Cytokinesis is the last step in the eukaryotic cell cycle which physically separates a mitotic cell into 2 daughter cells. Shortly after birth in mouse cardiomyocytes, DNA synthesis occurs without cytokinesis leading to the majority of cardiomyocytes becoming binuclear resulting in cell cycle arrest and the heart is no longer able to regenerate. We generated transgenic mouse models to determine whether forced induction of cardiomyocyte cytokinesis generates mononuclear cardiomyocytes and restores the endogenous regenerative properties of the myocardium. We focused on two complementary regulators of cytokinesis, Polo-like kinase 1 (Plk1) and epithelial cell-transformation sequence 2 (Ect2). Here we report that cardiomyocytespecific overexpression of constitutively active Plk1(T210D) promotes mitosis and cytokinesis in adult hearts, while overexpression of Ect2 promotes cytokinesis. Intriguingly, cardiomyocytespecific overexpression of both Plk1(T210D) and Ect2 concomitantly prevents binucleation of cardiomyocytes postnatally and results in robust cardiomyocyte proliferation. Similarly, doxycycline-inducible cardiomyocyte-specific transient overexpression of both Plk1(T210D) and Ect2 in the adult heart results in cardiomyocyte proliferation and improves left ventricular systolic function following myocardial infarction. These results demonstrate that induction of cytokinesis in multinuclear cardiomyocytes is a viable strategy for regenerating the heart.

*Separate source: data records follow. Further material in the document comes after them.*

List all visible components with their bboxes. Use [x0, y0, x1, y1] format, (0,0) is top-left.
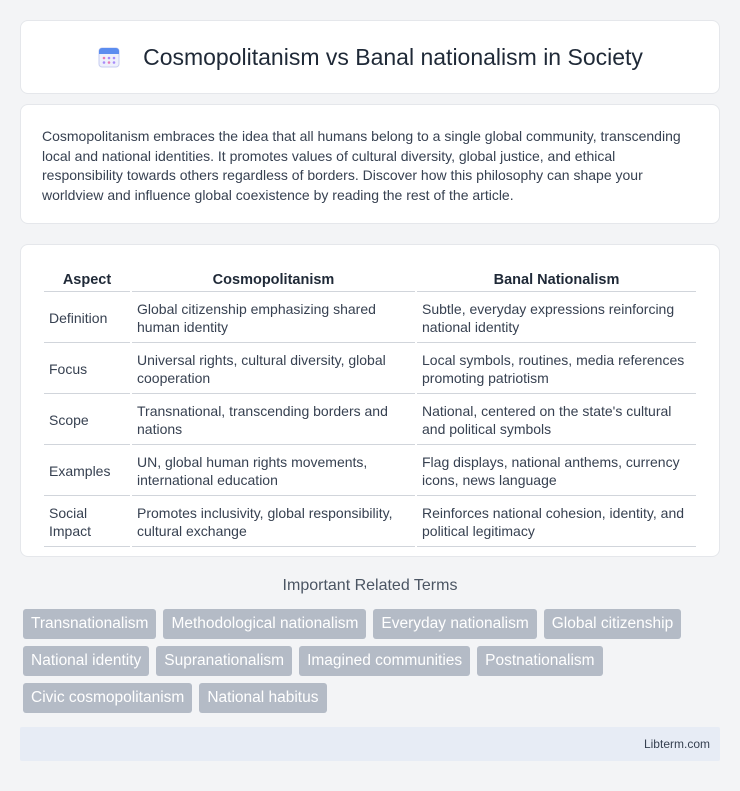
table-cell-aspect: Focus [44, 345, 130, 394]
related-term-tag[interactable]: Postnationalism [477, 646, 602, 676]
column-header-aspect: Aspect [44, 269, 130, 292]
comparison-table-card [20, 244, 720, 557]
table-header-row [44, 269, 696, 292]
intro-card [20, 104, 720, 224]
header-card [20, 20, 720, 94]
header-inner [97, 44, 643, 71]
related-term-tag[interactable]: Everyday nationalism [373, 609, 536, 639]
footer-site-link[interactable]: Libterm.com [643, 737, 710, 751]
table-row [44, 396, 696, 445]
related-terms-list [23, 609, 723, 713]
table-cell-banal-nationalism: National, centered on the state's cultural and political symbols [417, 396, 696, 445]
related-term-tag[interactable]: Supranationalism [156, 646, 292, 676]
table-cell-aspect: Examples [44, 447, 130, 496]
table-cell-aspect: Scope [44, 396, 130, 445]
table-cell-aspect: Social Impact [44, 498, 130, 547]
related-term-tag[interactable]: Global citizenship [544, 609, 681, 639]
related-term-tag[interactable]: Transnationalism [23, 609, 156, 639]
table-row [44, 345, 696, 394]
column-header-cosmopolitanism: Cosmopolitanism [132, 269, 415, 292]
table-row [44, 447, 696, 496]
related-term-tag[interactable]: Civic cosmopolitanism [23, 683, 192, 713]
related-term-tag[interactable]: National habitus [199, 683, 326, 713]
intro-paragraph: Cosmopolitanism embraces the idea that all humans belong to a single global community, transcending local and national identities. It promotes values of cultural diversity, global justice, and ethical responsibility towards others regardless of borders. Discover how this philosophy can shape your worldview and influence global coexistence by reading the rest of the article. [42, 128, 681, 203]
table-row [44, 498, 696, 547]
table-cell-banal-nationalism: Reinforces national cohesion, identity, and political legitimacy [417, 498, 696, 547]
related-term-tag[interactable]: National identity [23, 646, 149, 676]
table-cell-cosmopolitanism: UN, global human rights movements, international education [132, 447, 415, 496]
table-cell-banal-nationalism: Subtle, everyday expressions reinforcing national identity [417, 294, 696, 343]
footer [20, 727, 720, 761]
table-cell-cosmopolitanism: Promotes inclusivity, global responsibility, cultural exchange [132, 498, 415, 547]
related-term-tag[interactable]: Methodological nationalism [163, 609, 366, 639]
related-term-tag[interactable]: Imagined communities [299, 646, 470, 676]
table-cell-cosmopolitanism: Transnational, transcending borders and nations [132, 396, 415, 445]
table-cell-cosmopolitanism: Global citizenship emphasizing shared human identity [132, 294, 415, 343]
table-cell-banal-nationalism: Flag displays, national anthems, currency icons, news language [417, 447, 696, 496]
calendar-icon [97, 45, 121, 69]
table-cell-banal-nationalism: Local symbols, routines, media references promoting patriotism [417, 345, 696, 394]
column-header-banal-nationalism: Banal Nationalism [417, 269, 696, 292]
comparison-table [42, 267, 698, 549]
related-terms-title: Important Related Terms [282, 577, 458, 594]
page-title: Cosmopolitanism vs Banal nationalism in Society [143, 43, 643, 70]
table-row [44, 294, 696, 343]
table-cell-cosmopolitanism: Universal rights, cultural diversity, global cooperation [132, 345, 415, 394]
table-cell-aspect: Definition [44, 294, 130, 343]
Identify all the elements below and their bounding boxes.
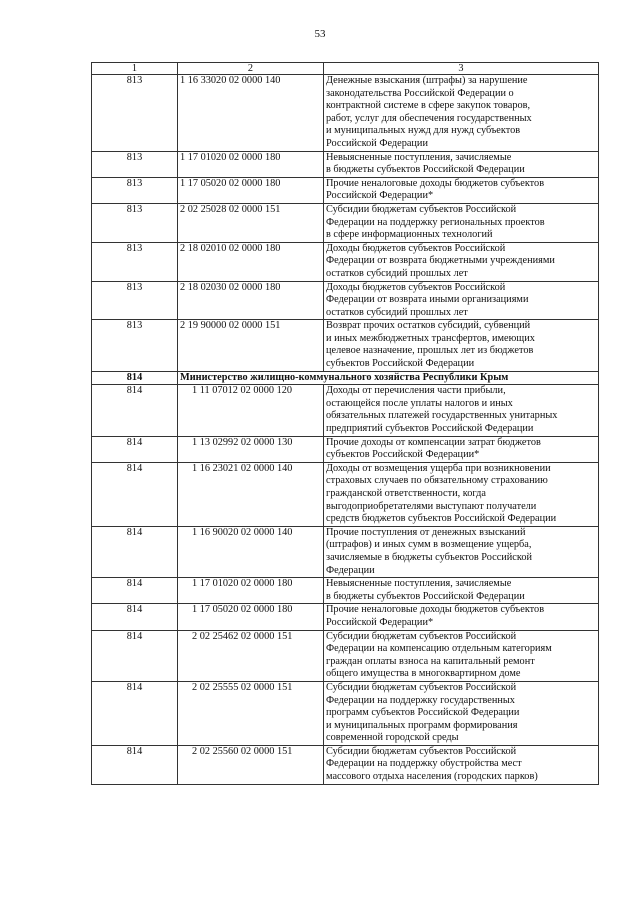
admin-code-cell: 813 [92, 281, 178, 320]
description-line: Российской Федерации* [326, 190, 434, 202]
admin-code-cell: 814 [92, 526, 178, 577]
description-cell [324, 681, 599, 745]
description-line: массового отдыха населения (городских парков) [326, 771, 538, 783]
description-line: Субсидии бюджетам субъектов Российской [326, 745, 517, 757]
revenue-code-cell: 2 18 02010 02 0000 180 [178, 242, 324, 281]
description-cell [324, 462, 599, 526]
description-line: Доходы бюджетов субъектов Российской [326, 281, 506, 293]
admin-code-cell: 813 [92, 75, 178, 152]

Dr Nicholas Lam obtained a BBiomedSc from the University of Melbourne, and BSc(Honours) and PhD degrees from Monash University. His PhD was in cardiac regeneration co-supervised by Prof David Kaye at the Baker Heart & Diabetes Institute and Prof Nadia Rosenthal at ARMI. Nick undertook postdoctoral training with Prof Hesham Sadek, a pre-eminent leader in cardiac regeneration at The University of Texas Southwestern Medical Center, where he is now an Assistant Instructor. His research has focused on cardiac regeneration by promoting proliferation of pre-existing cardiomyocytes in the adult mouse heart with first author publications in Circulation, Nature Metabolism and Nature Cardiovascular Research. His research vision will extend into promoting cardiac regeneration by inducing cytokinesis in multinuclear cardiomyocytes as a novel strategy.